Geißraute
Galega officinalis
Steckbrief

Auch: common milkpea
Weltweit 6.571 Citizen-Science-Nachweise
Jüngste Sichtungen u. a. Ribarska banja, Serbia · Stanstead Road, Mickleover, Derby DE3 0PN, UK · NW 185th Ave, Portland, OR, US
Quelle: iNaturalist / GBIF. Standortdaten gerundet (Datensparsamkeit).
Häufige Fragen zu Geißraute
→Welche Pflanze blüht hier lila-weiß am Feldweg bei Nikolausberg?
Es handelt sich um die Geißraute (Galega officinalis), einen Schmetterlingsblütler aus der Familie der Hülsenfrüchtler. Sie bildet aufrechte, bis über einen Meter hohe Stauden mit gefiederten Blättern und dichten Trauben aus zart-lila bis weißen Schmetterlingsblüten. Die Aufnahmen entstanden Ende Juni an einem Feldrand bei Nikolausberg nahe Göttingen.
→Wann blüht die Geißraute?
Die Hauptblütezeit reicht von Juni bis August. Die hier Ende Juni dokumentierte Vollblüte mit gleichzeitig vorhandenen Knospen und ersten Hülsen markiert den Höhepunkt der Saison.
→Ist die Geißraute giftig?
Ja. Die ganze Pflanze, besonders Samen und Kraut, enthält das Alkaloid Galegin und ist bei Verzehr giftig – für Weidetiere kann sie sogar tödlich sein. Beim bloßen Betrachten und Fotografieren besteht keine Gefahr.
→Woran erkennt man die Geißraute?
Kennzeichnend sind die unpaarig gefiederten Blätter mit vielen schmalen, gegenständigen Fiederblättchen, die aufrechten Blütentrauben mit zahlreichen kleinen Schmetterlingsblüten in Hellviolett bis Weiß und der buschige, kräftige Wuchs an feuchten, nährstoffreichen Säumen.

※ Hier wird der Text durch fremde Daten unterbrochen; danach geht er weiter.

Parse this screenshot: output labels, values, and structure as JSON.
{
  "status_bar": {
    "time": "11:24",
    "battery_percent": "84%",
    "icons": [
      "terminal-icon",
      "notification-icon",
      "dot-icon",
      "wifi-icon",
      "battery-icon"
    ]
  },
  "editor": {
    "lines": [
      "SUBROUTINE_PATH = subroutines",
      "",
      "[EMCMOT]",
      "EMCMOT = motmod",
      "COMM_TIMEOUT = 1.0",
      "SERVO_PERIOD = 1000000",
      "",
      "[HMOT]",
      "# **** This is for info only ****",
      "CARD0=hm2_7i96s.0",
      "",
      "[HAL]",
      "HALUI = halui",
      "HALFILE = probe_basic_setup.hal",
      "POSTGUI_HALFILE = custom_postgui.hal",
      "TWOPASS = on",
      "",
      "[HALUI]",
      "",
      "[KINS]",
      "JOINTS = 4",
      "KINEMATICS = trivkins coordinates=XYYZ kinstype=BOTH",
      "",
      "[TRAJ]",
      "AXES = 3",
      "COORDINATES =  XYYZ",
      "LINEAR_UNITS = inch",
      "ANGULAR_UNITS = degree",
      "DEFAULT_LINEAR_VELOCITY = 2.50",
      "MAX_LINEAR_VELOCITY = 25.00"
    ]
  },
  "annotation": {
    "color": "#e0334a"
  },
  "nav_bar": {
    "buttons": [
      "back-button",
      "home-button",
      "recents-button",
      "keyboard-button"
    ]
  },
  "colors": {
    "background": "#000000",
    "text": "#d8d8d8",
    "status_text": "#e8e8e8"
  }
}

→Wo wächst die Geißraute typischerweise?
Sie bevorzugt nährstoffreiche, eher feuchte Standorte an Gräben, Bach- und Wegrändern, Brachen und Feldsäumen. In Mitteleuropa ist sie ein eingebürgerter Neophyt, der an solchen Stellen oft große, dichte Bestände bildet.